Protection--Potassium Iodide (use during a known risk).     7000 times the amount needed for daily nutrition.    Also from the Wikipedia article.

The most common method of treatment is to give potassium iodide to those at risk. The dosage for adults is 130 mg potassium iodide per day, given in one dose, or divided into portions of 65 mg twice a day. This is equivalent to 100 mg of iodide, and is about 7000 times bigger than the nutritional dose of iodide, which is 0.015 mg per day (150 micrograms per day). See potassium iodide for more information on prevention of radioiodine absorption by the thyroid during nuclear accident, or for nuclear medical reasons. The FDA-approved dosing of potassium iodide for this purpose are as follows: infants less than 1 month old, 16 mg; children 1 month to 3 years, 32 mg; children 3 years to 18 years, 65 mg; adults 130 mg.[18] However, some sources recommend alternative dosing regimens.[19]

1 comment:

  1. First, the units of the report are Bq/kg not counts per minute (CPM)

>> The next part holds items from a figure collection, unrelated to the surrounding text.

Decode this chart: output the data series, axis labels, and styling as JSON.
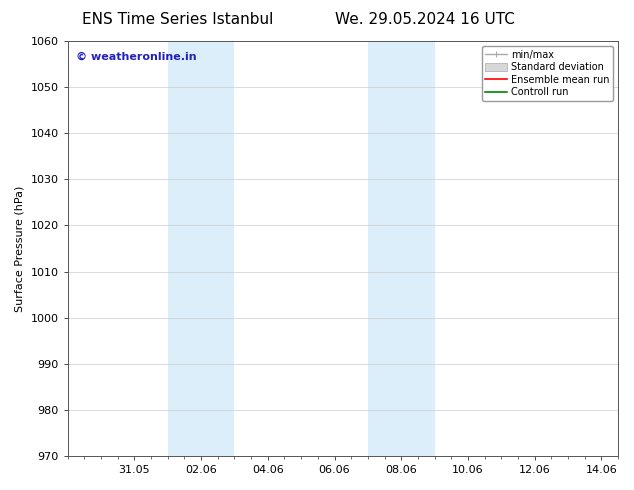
{
  "title_left": "ENS Time Series Istanbul",
  "title_right": "We. 29.05.2024 16 UTC",
  "ylabel": "Surface Pressure (hPa)",
  "ylim": [
    970,
    1060
  ],
  "yticks": [
    970,
    980,
    990,
    1000,
    1010,
    1020,
    1030,
    1040,
    1050,
    1060
  ],
  "xtick_labels": [
    "31.05",
    "02.06",
    "04.06",
    "06.06",
    "08.06",
    "10.06",
    "12.06",
    "14.06"
  ],
  "xtick_positions": [
    2,
    4,
    6,
    8,
    10,
    12,
    14,
    16
  ],
  "xlim": [
    0,
    16.5
  ],
  "shaded_bands": [
    {
      "x_start": 3.0,
      "x_end": 5.0
    },
    {
      "x_start": 9.0,
      "x_end": 11.0
    }
  ],
  "shade_color": "#dceef9",
  "background_color": "#ffffff",
  "watermark_text": "© weatheronline.in",
  "watermark_color": "#2222bb",
  "legend_entries": [
    {
      "label": "min/max",
      "color": "#aaaaaa",
      "style": "minmax"
    },
    {
      "label": "Standard deviation",
      "color": "#cccccc",
      "style": "stddev"
    },
    {
      "label": "Ensemble mean run",
      "color": "#ff0000",
      "style": "line"
    },
    {
      "label": "Controll run",
      "color": "#008800",
      "style": "line"
    }
  ],
  "grid_color": "#cccccc",
  "title_fontsize": 11,
  "axis_fontsize": 8,
  "tick_fontsize": 8,
  "watermark_fontsize": 8
}
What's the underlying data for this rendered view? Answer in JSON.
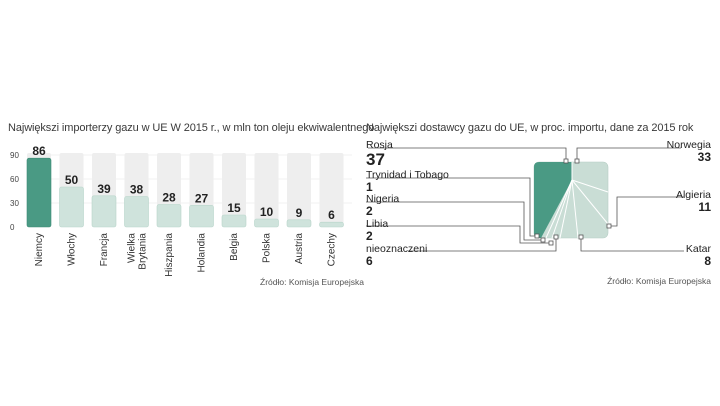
{
  "chart_data": [
    {
      "type": "bar",
      "title": "Największi importerzy gazu w UE W 2015 r., w mln ton oleju ekwiwalentnego",
      "categories": [
        "Niemcy",
        "Włochy",
        "Francja",
        "Wielka Brytania",
        "Hiszpania",
        "Holandia",
        "Belgia",
        "Polska",
        "Austria",
        "Czechy"
      ],
      "values": [
        86,
        50,
        39,
        38,
        28,
        27,
        15,
        10,
        9,
        6
      ],
      "yticks": [
        0,
        30,
        60,
        90
      ],
      "ylim": [
        0,
        90
      ],
      "source": "Źródło: Komisja Europejska",
      "colors": {
        "highlight": "#4a9a84",
        "bar": "#cfe3dc",
        "band": "#eeeeee"
      }
    },
    {
      "type": "pie",
      "title": "Największi dostawcy gazu do UE, w proc. importu, dane za 2015 rok",
      "slices": [
        {
          "label": "Rosja",
          "value": 37
        },
        {
          "label": "Norwegia",
          "value": 33
        },
        {
          "label": "Algieria",
          "value": 11
        },
        {
          "label": "Katar",
          "value": 8
        },
        {
          "label": "nieoznaczeni",
          "value": 6
        },
        {
          "label": "Libia",
          "value": 2
        },
        {
          "label": "Nigeria",
          "value": 2
        },
        {
          "label": "Trynidad i Tobago",
          "value": 1
        }
      ],
      "source": "Źródło: Komisja Europejska",
      "colors": {
        "russia": "#4a9a84",
        "rest": "#c9ddd5",
        "lines": "#555555"
      }
    }
  ]
}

    Second, when using a germanium detector your minimum detectable level is a function of the size of your sample and the amount of time you spend counting photons.

    You can cut your minimum detectable amount in half by counting photons for four times as long.

    You can cut your minimum detectable amount in half by doubling the size of your sample.

    You don't always get to have as large a sample as you would like and there are only 24 hours in each day so you have to make a choice about testing many samples for a short period or one sample for a long period.